We analyzed the percent of YDV-infected plants sampled from the innermost 1m² of each plot using a binomial GLMM with a logit link and sampling period as a fixed effect. Our model included block and plot number nested in block as random effects and an offset by the number of plants per quadrat. To analyze yield metrics (grain, straw, number of seed heads, seed head weight), we used a Gaussian LMM with a log link and included block as a random effect.

We tracked the outcome of planting each variety in different mixture contexts, and we adjusted the yield of each variety to the equivalent of a half-plot area (0.5m²). Since the initial seeding rates were the same for every variety, this allowed us to compare the yield of an equal number of seeds of each variety grown over the same land area among monocultures and mixtures. We compared the monoculture yield means to the combined yield mean of the three species mixtures for each variety (Fig. 7). For each variety, we also compared the monoculture yield means to the individual yield means of the three species mixtures separately (Fig. S1).
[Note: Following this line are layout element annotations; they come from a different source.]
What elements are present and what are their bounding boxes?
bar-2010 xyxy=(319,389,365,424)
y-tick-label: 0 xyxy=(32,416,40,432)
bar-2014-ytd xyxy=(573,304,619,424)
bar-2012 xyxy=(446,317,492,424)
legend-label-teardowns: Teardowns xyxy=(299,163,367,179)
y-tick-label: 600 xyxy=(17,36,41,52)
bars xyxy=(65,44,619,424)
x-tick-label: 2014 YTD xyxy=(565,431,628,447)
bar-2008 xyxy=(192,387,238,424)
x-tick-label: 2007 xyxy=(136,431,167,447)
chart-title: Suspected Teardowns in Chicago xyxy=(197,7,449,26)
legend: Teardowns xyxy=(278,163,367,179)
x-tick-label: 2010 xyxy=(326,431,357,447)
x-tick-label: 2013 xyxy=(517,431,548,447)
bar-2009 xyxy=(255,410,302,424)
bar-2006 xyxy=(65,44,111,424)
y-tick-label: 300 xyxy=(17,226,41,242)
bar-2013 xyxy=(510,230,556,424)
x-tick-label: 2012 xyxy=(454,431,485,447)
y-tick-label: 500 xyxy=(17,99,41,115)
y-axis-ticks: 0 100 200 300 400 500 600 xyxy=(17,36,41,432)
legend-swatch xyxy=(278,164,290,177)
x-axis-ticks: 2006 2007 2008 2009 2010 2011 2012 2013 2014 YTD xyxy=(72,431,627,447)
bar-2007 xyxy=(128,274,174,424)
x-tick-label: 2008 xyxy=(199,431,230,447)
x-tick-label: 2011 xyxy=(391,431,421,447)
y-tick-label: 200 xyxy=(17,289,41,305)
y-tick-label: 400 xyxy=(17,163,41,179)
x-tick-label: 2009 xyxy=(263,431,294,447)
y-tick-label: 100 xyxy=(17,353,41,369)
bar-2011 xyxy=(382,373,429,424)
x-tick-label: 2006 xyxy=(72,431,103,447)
For each of these models, we used the emmeans package (Lenth 2023) to conduct pairwise comparisons between our Tukey-adjusted Estimated Marginal Means (least-squares means). We used the contrast() function from emmeans to build our custom contrasts so that we could compare each mixture to the unweighted average of its components. For example, to determine whether mixtures had higher or lower percent aphid occupancy than their components grown in monoculture, we tested whether the mean percent occupancy in a mixture is significantly different than the unweighted average of its two components’ mean percent occupancy.